Leaving aside fneg, fabs and fcopysign (which Glulx doesn't have opcodes for), this requirement is fulfilled if every floating point operation that returns a NaN returns the canonical NaN of either sign (the second clause permits but doesn't require this when some inputs were non-canonical NaNs). Here, "canonical NaN" means a qNaN with payload 0. Unlike IEEE 754-2019, Webassembly considers the "quiet bit" part of the "payload" so they define the canonical NaN as "MSB of the payload is set, other bits are 0". Note that this definition of "canonical" is unrelated to the term "canonical encoding" from IEEE 754. In any case, wasm's "canonical NaN" is exactly the encoding that encode_float prefers and the one encode_double would return if it set the low half to 0 instead of 1.

Finally: Glulxe propagates the sign bit of NaNs, but this is not required by Webassembly ("the sign is non-deterministic" in the previous quote) or by IEEE 754 (see §6.3).

dfoxfranke commented 2 weeks ago

The only problem for Webassembly is that the low half of a NaN result is set to 1 instead of 0.

Correct: I found that changing this was necessary and sufficient for all the relevant tests to pass.

First: the "sign bit operations" (copy, negate and copySign from §5.5.1 in IEEE 754-2019, spelled fNN.{abs,neg,copysign} in Webassembly) are required to operate on bit strings and thus propagate NaN encodings unchanged, except modifying the sign bit. However, Glulx doesn't provide these operations at all. They're required for wasm2glulx, but they can and must be implemented with integer bitwise operations, which side-steps encode_{float,double} entirely.

Also right. Wasm2Glulx does implement these by way of bitwise operations. Doing so is already simple and efficient so there's no need for Glulx to change anything to support these ops.

Second, §6.2.3 of IEEE 754-2009 does not place any requirements on NaN payload propagation, it only makes a recommendation. The quoted section only says should, not shall.

Ah, well spotted; I missed that. Glulx is nonetheless in violation of the "should" but you're right that it doesn't break any requirements. So maybe we should just make the one-line change to change the double payload to a zero and the rest isn't worth the trouble.

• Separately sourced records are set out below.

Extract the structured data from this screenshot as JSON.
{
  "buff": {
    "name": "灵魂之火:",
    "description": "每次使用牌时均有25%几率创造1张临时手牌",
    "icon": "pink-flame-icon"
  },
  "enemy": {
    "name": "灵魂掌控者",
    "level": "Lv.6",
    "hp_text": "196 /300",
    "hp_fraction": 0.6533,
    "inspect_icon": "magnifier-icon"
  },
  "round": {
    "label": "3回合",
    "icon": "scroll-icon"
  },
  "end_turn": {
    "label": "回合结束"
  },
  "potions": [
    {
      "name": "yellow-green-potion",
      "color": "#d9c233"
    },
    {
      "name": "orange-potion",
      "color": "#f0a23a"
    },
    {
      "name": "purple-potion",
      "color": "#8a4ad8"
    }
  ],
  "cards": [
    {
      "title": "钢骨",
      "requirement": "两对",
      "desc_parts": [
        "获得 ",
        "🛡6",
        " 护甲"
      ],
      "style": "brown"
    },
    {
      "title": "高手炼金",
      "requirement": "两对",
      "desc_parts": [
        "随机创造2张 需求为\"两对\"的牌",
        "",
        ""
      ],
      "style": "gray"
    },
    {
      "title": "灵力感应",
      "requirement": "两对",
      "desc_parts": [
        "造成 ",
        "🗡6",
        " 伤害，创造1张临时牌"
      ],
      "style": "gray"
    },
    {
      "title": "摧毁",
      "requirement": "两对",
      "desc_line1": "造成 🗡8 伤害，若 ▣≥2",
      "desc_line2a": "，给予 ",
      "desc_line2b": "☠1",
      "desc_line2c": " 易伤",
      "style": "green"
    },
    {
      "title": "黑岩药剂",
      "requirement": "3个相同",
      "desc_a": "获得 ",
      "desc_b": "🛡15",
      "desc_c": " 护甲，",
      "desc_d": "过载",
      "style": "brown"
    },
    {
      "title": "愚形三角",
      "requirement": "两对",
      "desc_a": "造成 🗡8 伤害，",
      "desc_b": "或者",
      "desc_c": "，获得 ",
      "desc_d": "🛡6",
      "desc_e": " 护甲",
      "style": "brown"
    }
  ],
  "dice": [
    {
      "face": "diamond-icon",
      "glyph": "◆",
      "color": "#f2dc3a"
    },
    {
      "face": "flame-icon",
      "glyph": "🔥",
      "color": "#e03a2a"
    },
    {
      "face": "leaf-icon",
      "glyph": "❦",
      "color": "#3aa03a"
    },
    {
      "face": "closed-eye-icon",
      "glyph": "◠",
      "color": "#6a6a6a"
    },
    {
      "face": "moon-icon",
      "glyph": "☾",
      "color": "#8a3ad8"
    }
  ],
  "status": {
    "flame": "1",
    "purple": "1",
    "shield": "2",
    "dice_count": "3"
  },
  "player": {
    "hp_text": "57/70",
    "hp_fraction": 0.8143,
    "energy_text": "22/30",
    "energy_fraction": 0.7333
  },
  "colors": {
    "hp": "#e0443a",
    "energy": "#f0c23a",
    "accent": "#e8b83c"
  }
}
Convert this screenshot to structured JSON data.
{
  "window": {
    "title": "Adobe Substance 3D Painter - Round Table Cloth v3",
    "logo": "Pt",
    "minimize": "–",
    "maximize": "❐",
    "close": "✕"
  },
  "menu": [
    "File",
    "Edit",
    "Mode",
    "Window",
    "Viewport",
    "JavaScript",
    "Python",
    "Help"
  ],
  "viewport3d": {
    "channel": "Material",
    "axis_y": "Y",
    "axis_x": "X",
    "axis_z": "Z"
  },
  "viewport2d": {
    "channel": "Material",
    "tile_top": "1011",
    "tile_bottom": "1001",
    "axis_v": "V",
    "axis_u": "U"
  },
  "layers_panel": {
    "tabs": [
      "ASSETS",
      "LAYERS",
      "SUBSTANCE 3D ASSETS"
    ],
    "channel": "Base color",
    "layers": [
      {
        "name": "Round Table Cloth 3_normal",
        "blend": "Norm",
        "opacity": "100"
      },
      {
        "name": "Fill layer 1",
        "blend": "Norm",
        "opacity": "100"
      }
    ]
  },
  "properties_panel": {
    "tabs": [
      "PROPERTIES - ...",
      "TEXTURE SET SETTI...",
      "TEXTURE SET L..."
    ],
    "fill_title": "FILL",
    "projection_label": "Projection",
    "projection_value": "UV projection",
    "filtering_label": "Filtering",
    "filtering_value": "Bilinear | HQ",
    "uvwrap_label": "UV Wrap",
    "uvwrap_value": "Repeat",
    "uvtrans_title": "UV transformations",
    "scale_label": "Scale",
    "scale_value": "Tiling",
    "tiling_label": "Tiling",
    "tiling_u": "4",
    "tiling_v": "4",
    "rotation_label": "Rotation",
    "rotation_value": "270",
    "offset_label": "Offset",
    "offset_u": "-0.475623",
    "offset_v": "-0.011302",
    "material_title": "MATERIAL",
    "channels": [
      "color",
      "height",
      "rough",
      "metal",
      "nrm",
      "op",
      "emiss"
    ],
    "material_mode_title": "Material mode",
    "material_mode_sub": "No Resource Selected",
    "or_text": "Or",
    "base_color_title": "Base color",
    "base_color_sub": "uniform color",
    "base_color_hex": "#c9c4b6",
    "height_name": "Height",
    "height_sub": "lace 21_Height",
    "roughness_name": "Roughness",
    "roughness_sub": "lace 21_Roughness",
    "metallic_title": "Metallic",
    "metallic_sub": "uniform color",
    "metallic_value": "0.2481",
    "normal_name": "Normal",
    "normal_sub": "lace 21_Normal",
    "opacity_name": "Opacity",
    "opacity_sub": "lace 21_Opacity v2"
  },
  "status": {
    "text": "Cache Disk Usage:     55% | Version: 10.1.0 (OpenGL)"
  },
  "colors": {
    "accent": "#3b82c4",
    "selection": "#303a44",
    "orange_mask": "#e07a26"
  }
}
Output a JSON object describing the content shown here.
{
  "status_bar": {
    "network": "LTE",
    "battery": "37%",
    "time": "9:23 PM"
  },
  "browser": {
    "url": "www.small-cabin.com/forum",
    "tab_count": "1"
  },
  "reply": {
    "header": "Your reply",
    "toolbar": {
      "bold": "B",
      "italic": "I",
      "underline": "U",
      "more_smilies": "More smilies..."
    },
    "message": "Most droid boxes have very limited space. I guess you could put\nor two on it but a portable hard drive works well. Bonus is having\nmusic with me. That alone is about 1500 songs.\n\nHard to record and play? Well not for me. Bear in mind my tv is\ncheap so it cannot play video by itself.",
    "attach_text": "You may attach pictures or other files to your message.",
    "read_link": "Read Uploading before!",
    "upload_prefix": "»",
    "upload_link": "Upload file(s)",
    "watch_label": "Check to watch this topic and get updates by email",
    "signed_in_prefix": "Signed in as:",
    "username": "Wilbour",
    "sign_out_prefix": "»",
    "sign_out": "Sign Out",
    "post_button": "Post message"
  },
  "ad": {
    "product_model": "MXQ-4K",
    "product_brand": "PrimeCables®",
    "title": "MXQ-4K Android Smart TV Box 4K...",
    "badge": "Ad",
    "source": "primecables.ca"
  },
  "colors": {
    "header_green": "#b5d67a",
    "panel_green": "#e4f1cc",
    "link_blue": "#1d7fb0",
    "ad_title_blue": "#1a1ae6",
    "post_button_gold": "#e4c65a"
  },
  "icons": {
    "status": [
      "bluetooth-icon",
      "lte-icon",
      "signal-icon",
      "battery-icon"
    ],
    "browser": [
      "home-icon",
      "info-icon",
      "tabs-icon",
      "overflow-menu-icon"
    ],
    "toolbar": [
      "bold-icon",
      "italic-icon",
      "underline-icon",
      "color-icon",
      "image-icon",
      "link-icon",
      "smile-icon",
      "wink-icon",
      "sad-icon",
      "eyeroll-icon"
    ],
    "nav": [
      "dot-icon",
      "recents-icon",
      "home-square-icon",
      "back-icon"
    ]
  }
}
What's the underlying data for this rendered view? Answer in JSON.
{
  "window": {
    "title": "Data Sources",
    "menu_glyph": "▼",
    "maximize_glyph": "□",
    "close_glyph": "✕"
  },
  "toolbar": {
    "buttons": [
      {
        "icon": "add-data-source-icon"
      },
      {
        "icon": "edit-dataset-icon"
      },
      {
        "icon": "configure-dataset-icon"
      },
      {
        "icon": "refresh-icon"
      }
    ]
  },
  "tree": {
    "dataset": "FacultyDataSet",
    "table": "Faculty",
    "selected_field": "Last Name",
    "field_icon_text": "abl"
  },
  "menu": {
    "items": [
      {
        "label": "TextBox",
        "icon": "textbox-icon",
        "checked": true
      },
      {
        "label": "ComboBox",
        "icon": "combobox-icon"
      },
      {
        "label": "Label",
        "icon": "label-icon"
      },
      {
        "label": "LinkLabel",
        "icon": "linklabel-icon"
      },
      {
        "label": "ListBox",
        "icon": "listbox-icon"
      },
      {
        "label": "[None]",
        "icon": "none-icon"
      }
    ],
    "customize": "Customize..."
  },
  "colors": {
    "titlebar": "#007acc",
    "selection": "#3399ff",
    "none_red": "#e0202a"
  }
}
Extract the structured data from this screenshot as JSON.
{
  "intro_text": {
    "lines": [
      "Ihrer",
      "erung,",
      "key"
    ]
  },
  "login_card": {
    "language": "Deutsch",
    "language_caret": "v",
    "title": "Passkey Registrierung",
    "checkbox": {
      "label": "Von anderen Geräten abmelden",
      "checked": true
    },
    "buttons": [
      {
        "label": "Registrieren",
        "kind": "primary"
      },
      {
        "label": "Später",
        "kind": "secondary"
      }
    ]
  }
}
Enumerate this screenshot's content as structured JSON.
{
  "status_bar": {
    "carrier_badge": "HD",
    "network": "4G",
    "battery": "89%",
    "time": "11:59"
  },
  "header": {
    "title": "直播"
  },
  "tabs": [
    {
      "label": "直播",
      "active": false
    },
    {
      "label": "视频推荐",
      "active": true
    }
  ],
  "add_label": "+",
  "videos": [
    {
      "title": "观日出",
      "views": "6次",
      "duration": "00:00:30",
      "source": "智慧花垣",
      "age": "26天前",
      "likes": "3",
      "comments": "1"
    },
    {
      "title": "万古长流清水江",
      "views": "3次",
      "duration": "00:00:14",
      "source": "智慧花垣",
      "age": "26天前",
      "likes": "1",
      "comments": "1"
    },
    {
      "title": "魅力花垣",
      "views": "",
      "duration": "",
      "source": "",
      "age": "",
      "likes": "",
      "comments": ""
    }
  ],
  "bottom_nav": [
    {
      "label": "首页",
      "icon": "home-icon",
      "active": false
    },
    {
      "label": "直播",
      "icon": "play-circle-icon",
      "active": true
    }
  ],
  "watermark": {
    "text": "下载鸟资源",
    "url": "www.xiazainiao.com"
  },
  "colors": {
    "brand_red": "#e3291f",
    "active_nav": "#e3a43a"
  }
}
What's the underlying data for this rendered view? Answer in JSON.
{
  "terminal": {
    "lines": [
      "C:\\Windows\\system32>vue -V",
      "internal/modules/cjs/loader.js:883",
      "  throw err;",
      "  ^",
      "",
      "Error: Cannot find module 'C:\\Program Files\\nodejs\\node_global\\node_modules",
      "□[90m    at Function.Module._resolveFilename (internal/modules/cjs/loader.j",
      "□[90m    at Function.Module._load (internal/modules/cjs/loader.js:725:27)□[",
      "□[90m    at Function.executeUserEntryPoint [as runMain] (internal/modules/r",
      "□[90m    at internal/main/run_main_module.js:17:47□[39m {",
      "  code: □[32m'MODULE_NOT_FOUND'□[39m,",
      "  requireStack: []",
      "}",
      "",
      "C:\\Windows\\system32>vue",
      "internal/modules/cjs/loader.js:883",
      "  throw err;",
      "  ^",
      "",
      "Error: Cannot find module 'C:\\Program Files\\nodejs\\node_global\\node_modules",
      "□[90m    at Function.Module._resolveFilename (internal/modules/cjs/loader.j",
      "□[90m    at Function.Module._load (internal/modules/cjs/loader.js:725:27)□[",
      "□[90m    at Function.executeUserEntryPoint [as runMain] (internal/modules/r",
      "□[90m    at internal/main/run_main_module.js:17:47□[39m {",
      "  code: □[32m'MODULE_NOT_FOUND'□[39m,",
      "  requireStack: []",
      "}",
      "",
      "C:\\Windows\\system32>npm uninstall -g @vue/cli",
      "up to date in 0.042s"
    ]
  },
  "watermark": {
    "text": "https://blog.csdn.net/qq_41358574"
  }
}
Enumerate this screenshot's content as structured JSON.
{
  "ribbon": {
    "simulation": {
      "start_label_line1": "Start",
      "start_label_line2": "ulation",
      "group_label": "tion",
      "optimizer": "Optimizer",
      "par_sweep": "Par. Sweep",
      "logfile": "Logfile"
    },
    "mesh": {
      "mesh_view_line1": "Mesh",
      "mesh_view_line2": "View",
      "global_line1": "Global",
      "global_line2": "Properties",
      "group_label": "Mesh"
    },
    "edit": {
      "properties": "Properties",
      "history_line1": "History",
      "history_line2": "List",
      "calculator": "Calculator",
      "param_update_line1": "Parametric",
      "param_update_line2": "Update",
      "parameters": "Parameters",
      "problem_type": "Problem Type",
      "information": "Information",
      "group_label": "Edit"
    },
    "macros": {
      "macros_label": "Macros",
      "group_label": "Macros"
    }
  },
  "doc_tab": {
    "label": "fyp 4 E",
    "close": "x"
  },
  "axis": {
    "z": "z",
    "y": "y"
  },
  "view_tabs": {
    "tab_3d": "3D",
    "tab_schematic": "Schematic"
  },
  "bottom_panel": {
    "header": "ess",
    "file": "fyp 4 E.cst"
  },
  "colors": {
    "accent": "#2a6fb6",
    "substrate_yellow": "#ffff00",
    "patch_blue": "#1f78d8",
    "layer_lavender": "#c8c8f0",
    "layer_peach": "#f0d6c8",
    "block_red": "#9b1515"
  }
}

hanna-kruppe commented 2 weeks ago

It might be nice if all the hardware vendors, language specifications, and virtual machines (like Webassembly) agreed on some way of propagating NaN payloads, but many don't and software doesn't seem to care. Using payloads to distinguish different kinds of errors is rarely attempted and doesn't work reliably for many reasons. That leaves two use cases where the bits of NaN values matter:

  1. Enabling NaN boxing (e.g., qNaN with payload 0 is a proper float value, other payloads encode integers or object references). This only requires Webassembly's weaker rule, which was specifically designed to enable NaN boxing without sacrificing performance on hardware that doesn't propagate payloads (e.g., RISC-V).
  2. Ensuring bit-identical results across different platforms, even if NaNs are fed into sign bit operations or have their encoding interpreted as integer. The IEEE recommendations are insufficient for this because it leaves many things undefined (sign bit, how to choose the payload to propagate if there's multiple NaN inputs, how to choose payloads when there's no NaN inputs).

Always canonicalizing NaN results into a positive qNaN with payload 0 is easier to implement in software and covers both use cases. So I think that behavior is preferable over emulating payload propagation.

dfoxfranke commented 2 weeks ago

Okay, I'm convinced: payload propagation just isn't worth it. I linked a one-line PR which just changes the payload to zero. It leaves existing logic in place to preserve signs.